La expresión de Star habría encajado en una madre cuyo hijo acabara de decirle que sabía que lo de la cigüeña era un cuento chino y se preguntara cómo eludir un tema espinoso.

—Mi señor marido, la masa es demasiado grande. Dudo que ninguna bruja o hechicero pudiera moverla sin ayuda.

—Pero ¿plegada?

—Eso no cambia las cosas, mi señor; la masa continúa ahí… todavía más peligrosamente ahí. Piensa en un potente muelle, muy comprimido de modo que resulte muy pequeño, y almacenando así mucha energía. Hace falta una fuerza enorme para situar una caja plegable a través de una transición en su forma compacta, o estallaría.

Recordé un volcán de barro que nos había empapado, y dejé de discutir.

—De acuerdo, estoy equivocado. Pero uno pregunta: si la masa está siempre ahí, ¿por qué pesa tan poco una vez plegada?

La misma expresión de antes asomó al rostro de Star.

—Perdona, mi señor, pero no compartimos el lenguaje, el lenguaje matemático, que me permitiría contestar. Sin embargo, me reafirmo en mi promesa de que tendrás la posibilidad de estudiar, si lo deseas. Como simple sugerencia, piensa en ello como un remolque espacial. O piensa en la masa como en algo tan sumamente lejano, en una nueva dirección, de los lados de la caja plegable que la gravitación local apenas importa. (Recordé una ocasión en la que mi abuela me había pedido que le explicara la televisión: las entrañas, no las divertidas imágenes. Hay cosas que no pueden ser enseñadas en diez lecciones elementales, ni popularizadas para las masas; requieren años enteros de sudor mental. Esto resulta inconcebible en una época en la que la ignorancia reclama sus derechos y la opinión de un hombre es tan buena como la de otro. Pero es así.

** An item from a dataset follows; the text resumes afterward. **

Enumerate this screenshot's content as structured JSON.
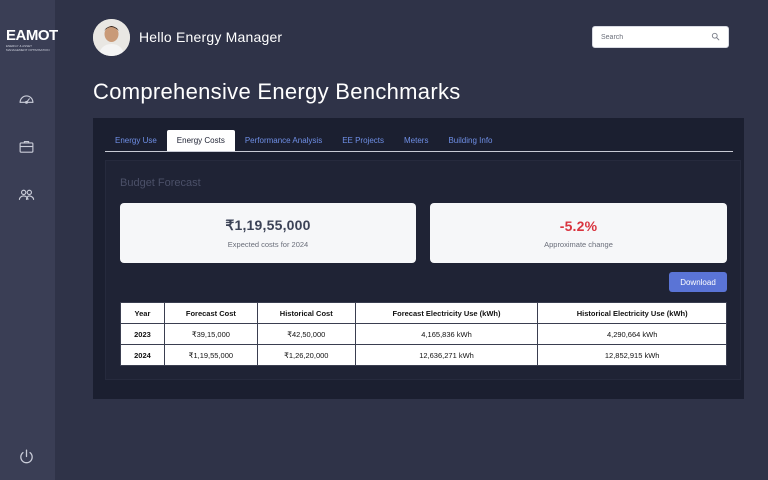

Como dice Star, el mundo es lo que es… y no perdona la ignorancia).

Pero mi curiosidad no había quedado satisfecha.

—Star, ¿existe alguna manera de decirme por qué algunas cosas se transportan con más facilidad que otras? ¿La madera más fácilmente que el hierro, por ejemplo?

Star se encogió de hombros.

—No, porque yo misma no lo sé. La magia no es una ciencia, es una serie de sistemas para hacer cosas… sistemas que funcionan pero que a menudo no sabemos por qué.

—Algo así como la ingeniería. Se planea de acuerdo con la teoría, y luego… que sea lo que Dios quiera.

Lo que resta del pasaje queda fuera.